From Sasha Caldera: Saint Mary's craft co-operative helps Indian women overcome gender barriers and double earnings

Sasha Caldera is a member of Fair Trade Vancouver’s Board of Directors. As part of his research for his M.A. thesis, he recently left for India to visit a number of Fair Trade cooperatives. The following is a post about a Fair Trade handicraft co-operative called Saint Mary’s Mahila Shikshan Kendra, run by a Catholic nun named Sister Lucia in a slum of Gomtipur.
 

Saint Mary's craft co-operative helps Indian women overcome gender barriers and double earnings

Empowered women unlock entrepreneurialism and claim dignity for their families.

Ahmedabad, Gujarat—I anxiously looked at my watch and realized that it was already noon.
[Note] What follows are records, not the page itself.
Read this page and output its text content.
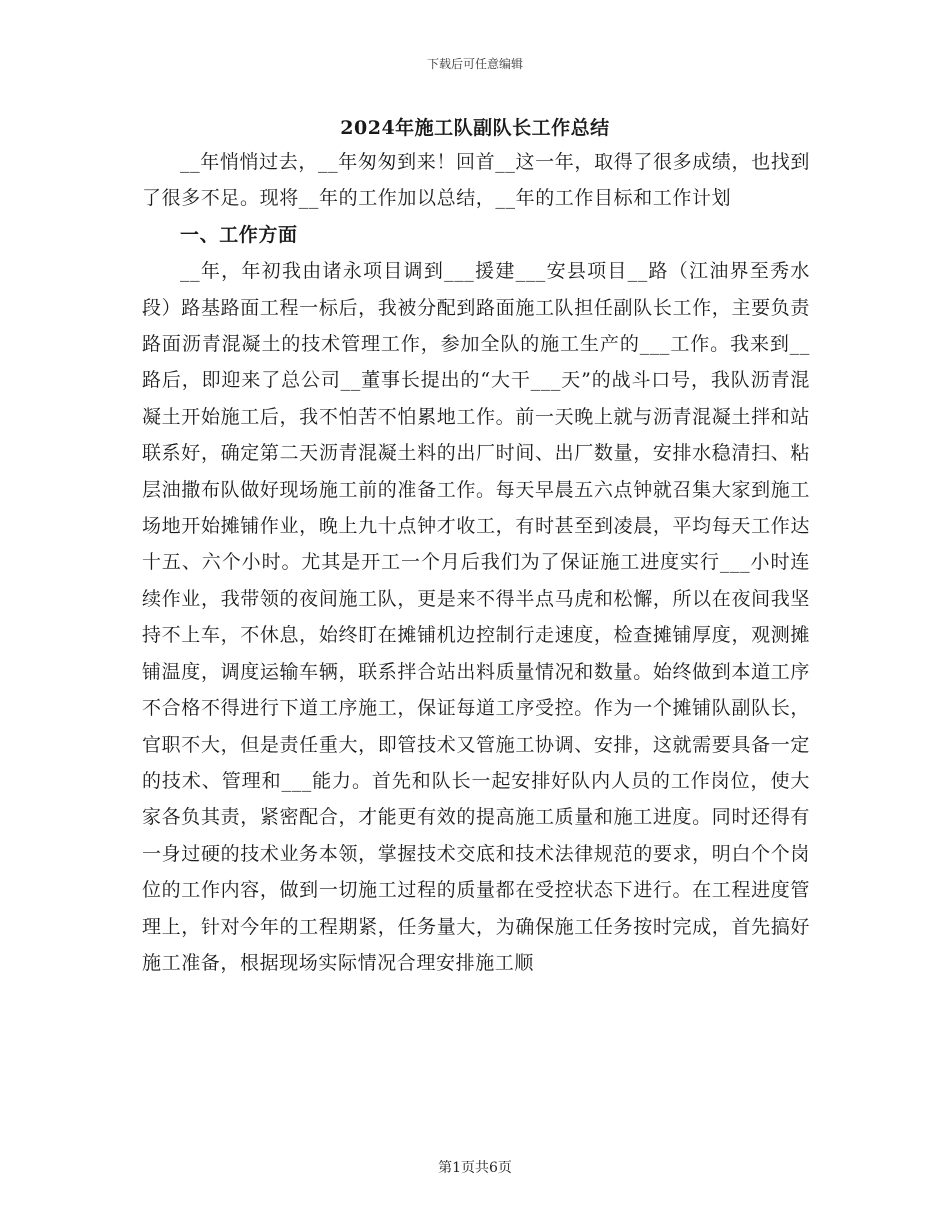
下载后可任意编辑
2024年施工队副队长工作总结

__年悄悄过去，__年匆匆到来！回首__这一年，取得了很多成绩，也找到了很多不足。现将__年的工作加以总结，__年的工作目标和工作计划

一、工作方面

__年，年初我由诸永项目调到___援建___安县项目__路（江油界至秀水段）路基路面工程一标后，我被分配到路面施工队担任副队长工作，主要负责路面沥青混凝土的技术管理工作，参加全队的施工生产的___工作。我来到__路后，即迎来了总公司__董事长提出的“大干___天”的战斗口号，我队沥青混凝土开始施工后，我不怕苦不怕累地工作。前一天晚上就与沥青混凝土拌和站联系好，确定第二天沥青混凝土料的出厂时间、出厂数量，安排水稳清扫、粘层油撒布队做好现场施工前的准备工作。每天早晨五六点钟就召集大家到施工场地开始摊铺作业，晚上九十点钟才收工，有时甚至到凌晨，平均每天工作达十五、六个小时。尤其是开工一个月后我们为了保证施工进度实行___小时连续作业，我带领的夜间施工队，更是来不得半点马虎和松懈，所以在夜间我坚持不上车，不休息，始终盯在摊铺机边控制行走速度，检查摊铺厚度，观测摊铺温度，调度运输车辆，联系拌合站出料质量情况和数量。始终做到本道工序不合格不得进行下道工序施工，保证每道工序受控。作为一个摊铺队副队长，官职不大，但是责任重大，即管技术又管施工协调、安排，这就需要具备一定的技术、管理和___能力。首先和队长一起安排好队内人员的工作岗位，使大家各负其责，紧密配合，才能更有效的提高施工质量和施工进度。同时还得有一身过硬的技术业务本领，掌握技术交底和技术法律规范的要求，明白个个岗位的工作内容，做到一切施工过程的质量都在受控状态下进行。在工程进度管理上，针对今年的工程期紧，任务量大，为确保施工任务按时完成，首先搞好施工准备，根据现场实际情况合理安排施工顺

第1页共6页
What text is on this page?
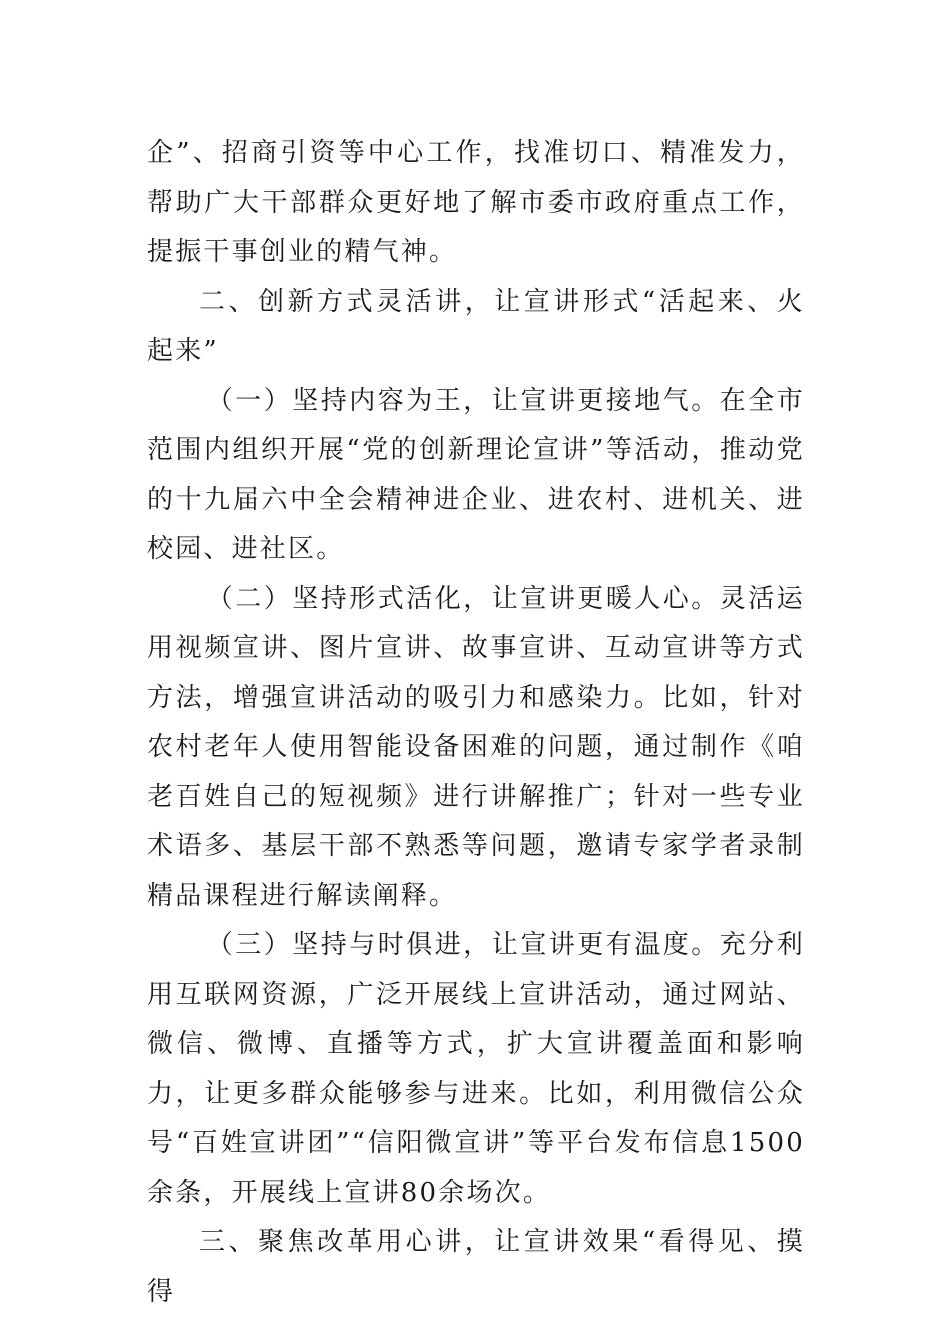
企”、招商引资等中心工作，找准切口、精准发力，帮助广大干部群众更好地了解市委市政府重点工作，提振干事创业的精气神。

二、创新方式灵活讲，让宣讲形式“活起来、火起来”

（一）坚持内容为王，让宣讲更接地气。在全市范围内组织开展“党的创新理论宣讲”等活动，推动党的十九届六中全会精神进企业、进农村、进机关、进校园、进社区。

（二）坚持形式活化，让宣讲更暖人心。灵活运用视频宣讲、图片宣讲、故事宣讲、互动宣讲等方式方法，增强宣讲活动的吸引力和感染力。比如，针对农村老年人使用智能设备困难的问题，通过制作《咱老百姓自己的短视频》进行讲解推广；针对一些专业术语多、基层干部不熟悉等问题，邀请专家学者录制精品课程进行解读阐释。

（三）坚持与时俱进，让宣讲更有温度。充分利用互联网资源，广泛开展线上宣讲活动，通过网站、微信、微博、直播等方式，扩大宣讲覆盖面和影响力，让更多群众能够参与进来。比如，利用微信公众号“百姓宣讲团”“信阳微宣讲”等平台发布信息1500余条，开展线上宣讲80余场次。

三、聚焦改革用心讲，让宣讲效果“看得见、摸得
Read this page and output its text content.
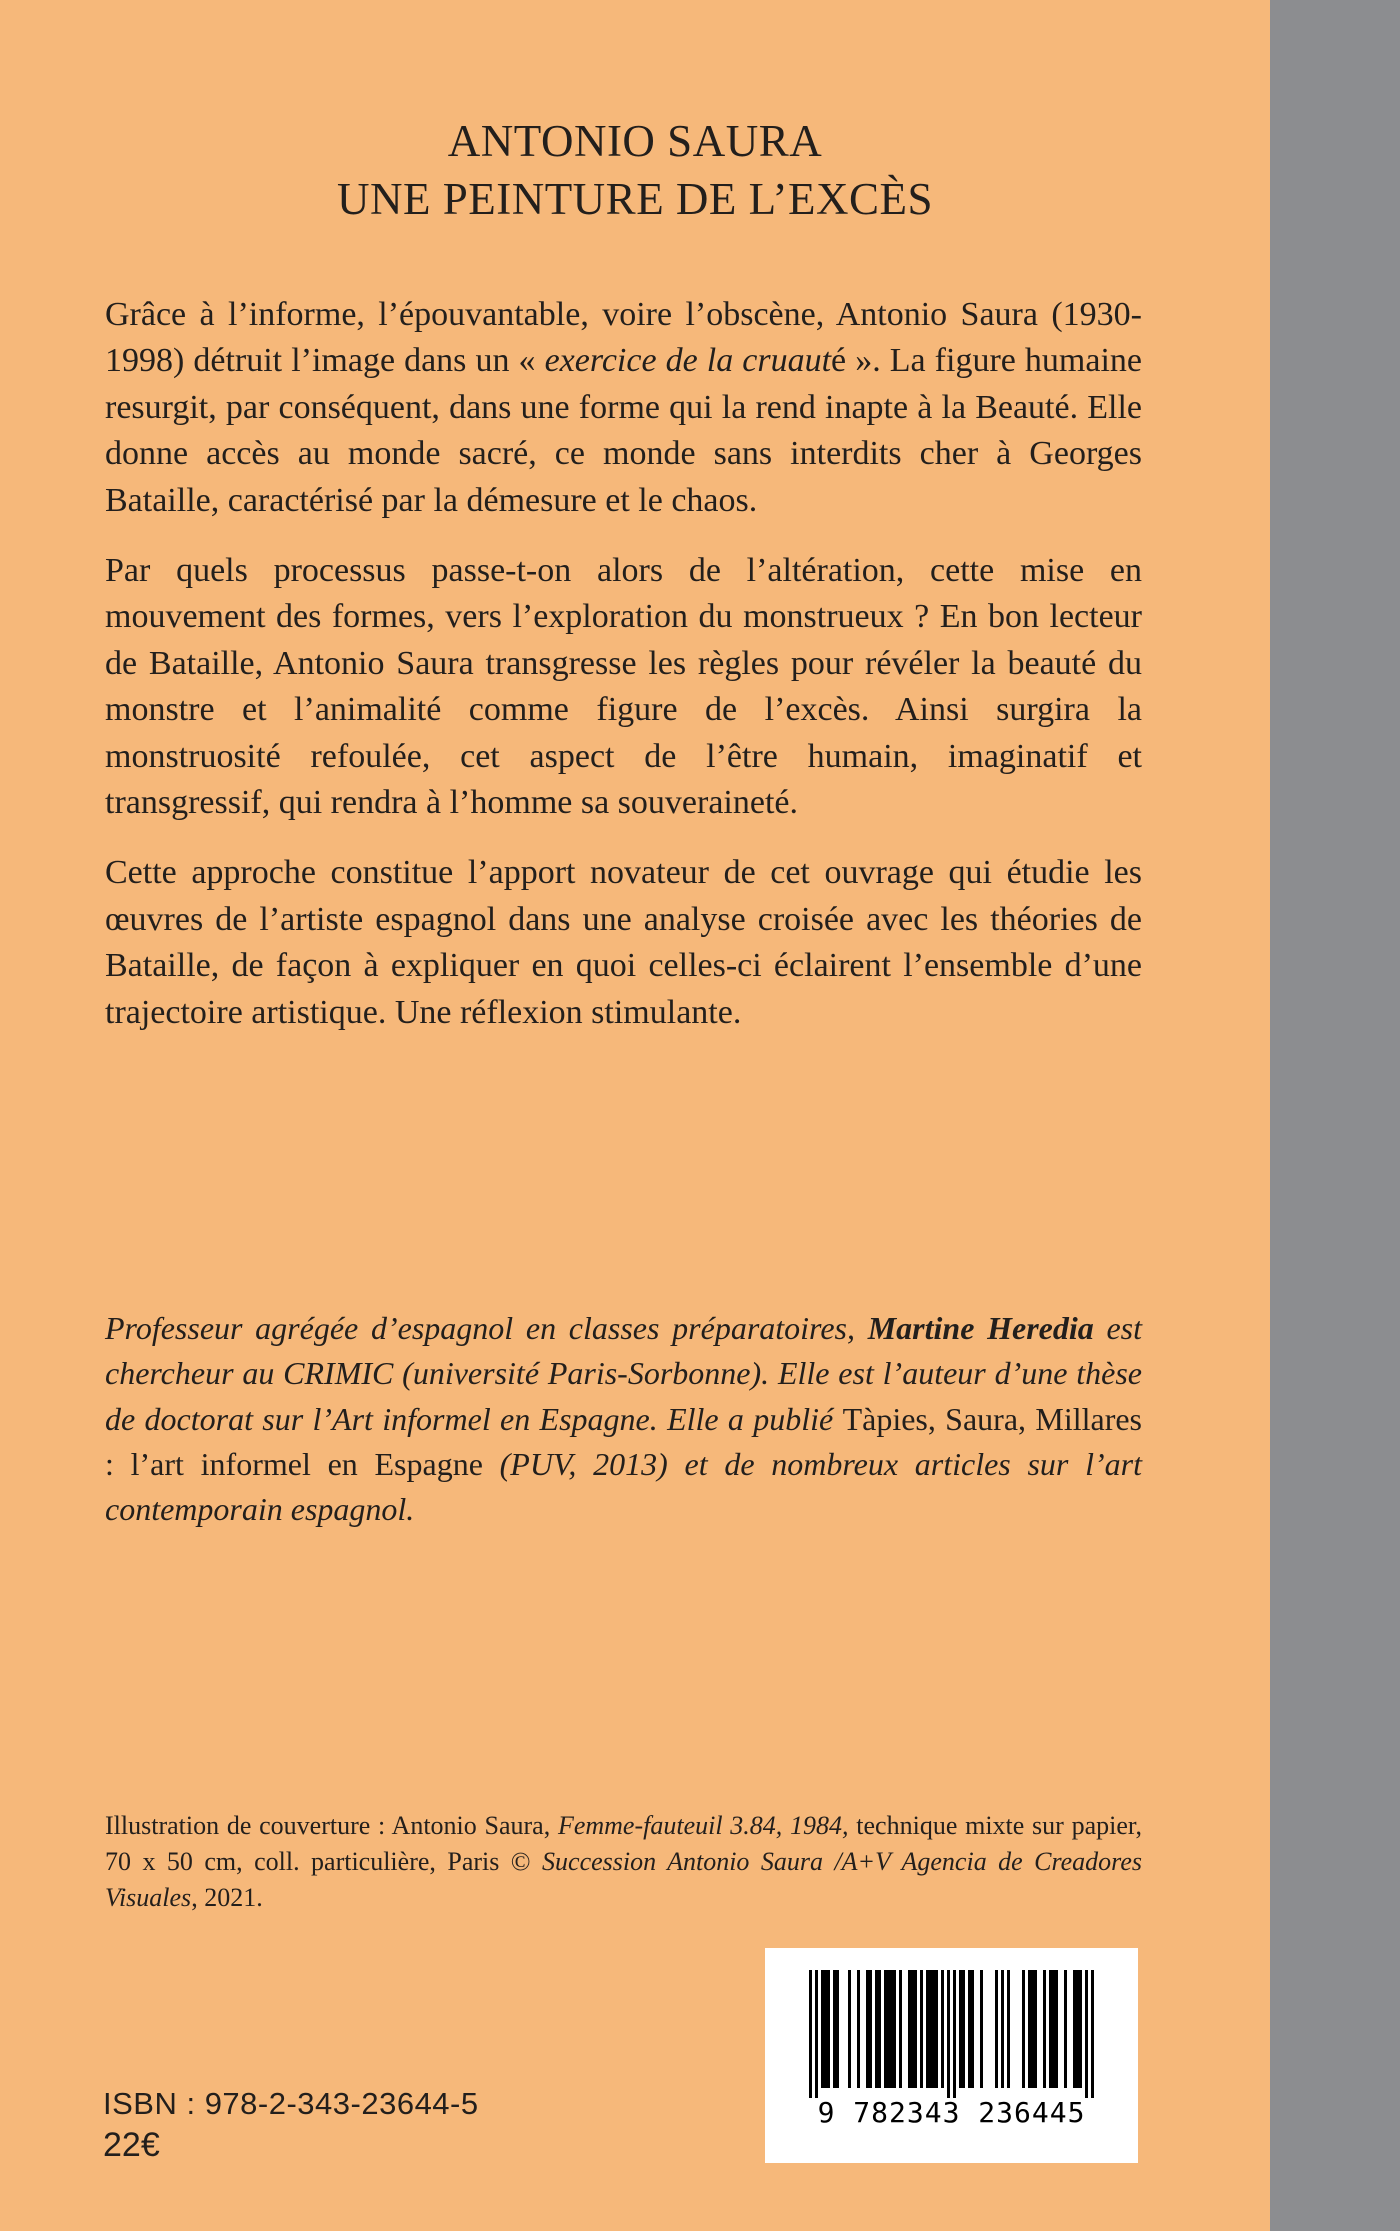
ANTONIO SAURA
UNE PEINTURE DE L’EXCÈS

Grâce à l’informe, l’épouvantable, voire l’obscène, Antonio Saura (1930-1998) détruit l’image dans un « exercice de la cruauté ». La figure humaine resurgit, par conséquent, dans une forme qui la rend inapte à la Beauté. Elle donne accès au monde sacré, ce monde sans interdits cher à Georges Bataille, caractérisé par la démesure et le chaos.

Par quels processus passe-t-on alors de l’altération, cette mise en mouvement des formes, vers l’exploration du monstrueux ? En bon lecteur de Bataille, Antonio Saura transgresse les règles pour révéler la beauté du monstre et l’animalité comme figure de l’excès. Ainsi surgira la monstruosité refoulée, cet aspect de l’être humain, imaginatif et transgressif, qui rendra à l’homme sa souveraineté.

Cette approche constitue l’apport novateur de cet ouvrage qui étudie les œuvres de l’artiste espagnol dans une analyse croisée avec les théories de Bataille, de façon à expliquer en quoi celles-ci éclairent l’ensemble d’une trajectoire artistique. Une réflexion stimulante.

Professeur agrégée d’espagnol en classes préparatoires, Martine Heredia est chercheur au CRIMIC (université Paris-Sorbonne). Elle est l’auteur d’une thèse de doctorat sur l’Art informel en Espagne. Elle a publié Tàpies, Saura, Millares : l’art informel en Espagne (PUV, 2013) et de nombreux articles sur l’art contemporain espagnol.

Illustration de couverture : Antonio Saura, Femme-fauteuil 3.84, 1984, technique mixte sur papier, 70 x 50 cm, coll. particulière, Paris © Succession Antonio Saura /A+V Agencia de Creadores Visuales, 2021.

9 782343 236445
ISBN : 978-2-343-23644-5
22€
I had only a short while to somehow connect with a Fair Trade handicraft co-operative called Saint Mary’s Mahila Shikshan Kendra (or Saint Mary’s for short), and all I had to go on was a pen-scratched address somewhere in my notebook.

Saint Mary’s is part of a nursing home in Ahmedabad where local women make embroidered crafts such as purses and tapestries, which in turn are purchased by well-established Fair Trade retailers such as Ten Thousand Villages Canada and SERRV. And, halfway around the world, people buy these handmade crafts as holiday gifts and wedding presents.